- Kandyagash Location in Aktobe Province, Kazakhstan
- Coordinates: 49°27′20″N 57°24′58″E﻿ / ﻿49.45556°N 57.41611°E
- Country: Kazakhstan
- Region: Aktobe Region
- District: Mugalzhar District
- Railway station: 1905

Population (2009)
- • Total: 29,169
- Time zone: UTC+5 (Yekaterinburg Time)

= Kandyagash =

Kandyagash (Қандыағаш, Qandyağaş) is a town and the administrative center of Mugalzhar District in Aktobe Region of western Kazakhstan. Population:

==History==
Kandyagash (also spelled as Kandygach) was founded in 1905 as a railway station. At the time, Kandagach was a part of Aktyubinsky Uyezd of Turgay Oblast.

In 1920, Turgay Oblast was transformed to Turgay Governorate, and in 1921, it was abolished and included into Orenburg-Turgay Governorate. In the same year, Kandagach was transferred to Aktyubinsk Governorate of Kirghiz Autonomous Soviet Socialist Republic. In 1925, the republic was renamed Kazak Autonomous Socialist Soviet Republic. On January 17, 1928 the governorate was abolished, and Kandagach was transferred to Aktyubinsk Okrug. The uyezds were abolished as well.

In 1932, Aktobe Region was established. On July 5, 1933 Klyuchevoy District (currently Alga District) was established, and Kandyagach became a part of this district. In 1936, the republic was transformed into Kazakh Soviet Socialist Republic. By 1958, Kandagach already have the status of urban-type settlement. In 1963, in the course of abortive Khrushchev's administrative reform, a number of districts were merged into Kandagach Industrial District, with the administrative center in Kandyagash.

In the 1960s, substantial phosphate deposits were discovered nearby (Chilisay deposits). In 1967, the administrative divisions of Aktobe Region were changed, and Oktyabrsky District (currently Mugalzhar District) was created. Kandyagash was granted town status, renamed Oktyabrsk (to commemorate 50 years after the October Revolution), and made the administrative center of the district.

Subsequently, a large plant serving the phosphate deposits was built and became by far the largest industrial enterprise in the town. Until the 1990s, Oktyabrsk experienced a rapid growth of population.

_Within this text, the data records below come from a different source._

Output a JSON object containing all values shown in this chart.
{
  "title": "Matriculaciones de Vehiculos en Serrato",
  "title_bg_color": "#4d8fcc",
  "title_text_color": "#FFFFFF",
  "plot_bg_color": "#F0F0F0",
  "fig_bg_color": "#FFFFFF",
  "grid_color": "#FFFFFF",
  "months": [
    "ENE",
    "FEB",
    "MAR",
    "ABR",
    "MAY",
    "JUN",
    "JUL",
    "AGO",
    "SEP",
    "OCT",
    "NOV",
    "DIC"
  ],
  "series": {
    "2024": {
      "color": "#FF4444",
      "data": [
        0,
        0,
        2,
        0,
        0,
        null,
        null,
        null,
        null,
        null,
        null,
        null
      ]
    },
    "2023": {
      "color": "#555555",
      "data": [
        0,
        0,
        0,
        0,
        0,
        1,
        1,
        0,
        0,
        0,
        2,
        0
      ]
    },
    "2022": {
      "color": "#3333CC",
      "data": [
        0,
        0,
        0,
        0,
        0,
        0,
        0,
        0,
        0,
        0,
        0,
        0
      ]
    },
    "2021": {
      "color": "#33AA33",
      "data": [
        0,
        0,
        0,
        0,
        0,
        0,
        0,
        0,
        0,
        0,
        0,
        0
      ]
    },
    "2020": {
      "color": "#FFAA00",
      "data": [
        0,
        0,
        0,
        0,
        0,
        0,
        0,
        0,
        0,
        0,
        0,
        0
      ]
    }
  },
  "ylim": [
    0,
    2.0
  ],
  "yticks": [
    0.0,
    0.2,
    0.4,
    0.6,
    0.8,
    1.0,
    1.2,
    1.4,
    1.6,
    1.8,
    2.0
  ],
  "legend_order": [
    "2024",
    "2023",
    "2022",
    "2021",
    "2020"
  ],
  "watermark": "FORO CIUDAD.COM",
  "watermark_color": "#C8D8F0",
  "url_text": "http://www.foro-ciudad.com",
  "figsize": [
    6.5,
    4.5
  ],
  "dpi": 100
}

After Kazakhstan became independent in 1991, the plant was basically abandoned, and the town got into a very difficult situation when most of the population was unemployed and most of the communications non-existent. By 1997, the population was halved. In the 1990s, the emergency state was introduced in the town. In 1997, Oktyabrsk was renamed Kandyagash. The town was subsequently reoriented to serve natural gas deposits.

==Economy==

===Industry===
Kandyagash has a chemical plant and a construction materials plant, as well as the oil refinery.

===Transportation===
Kandyagash is a rail junction station, where two railways cross: The Trans-Aral Railway, which connects Orenburg and Tashkent via Aktobe and Kyzylorda, and another one connecting Sol-Iletsk with Atyrau and further with Astrakhan. In contrast to the town itself, the station was never renamed.

The town is connected by roads with Aktobe, Atyrau, and Embi.

==Sport==
Bandy is being developed in Kandyagash.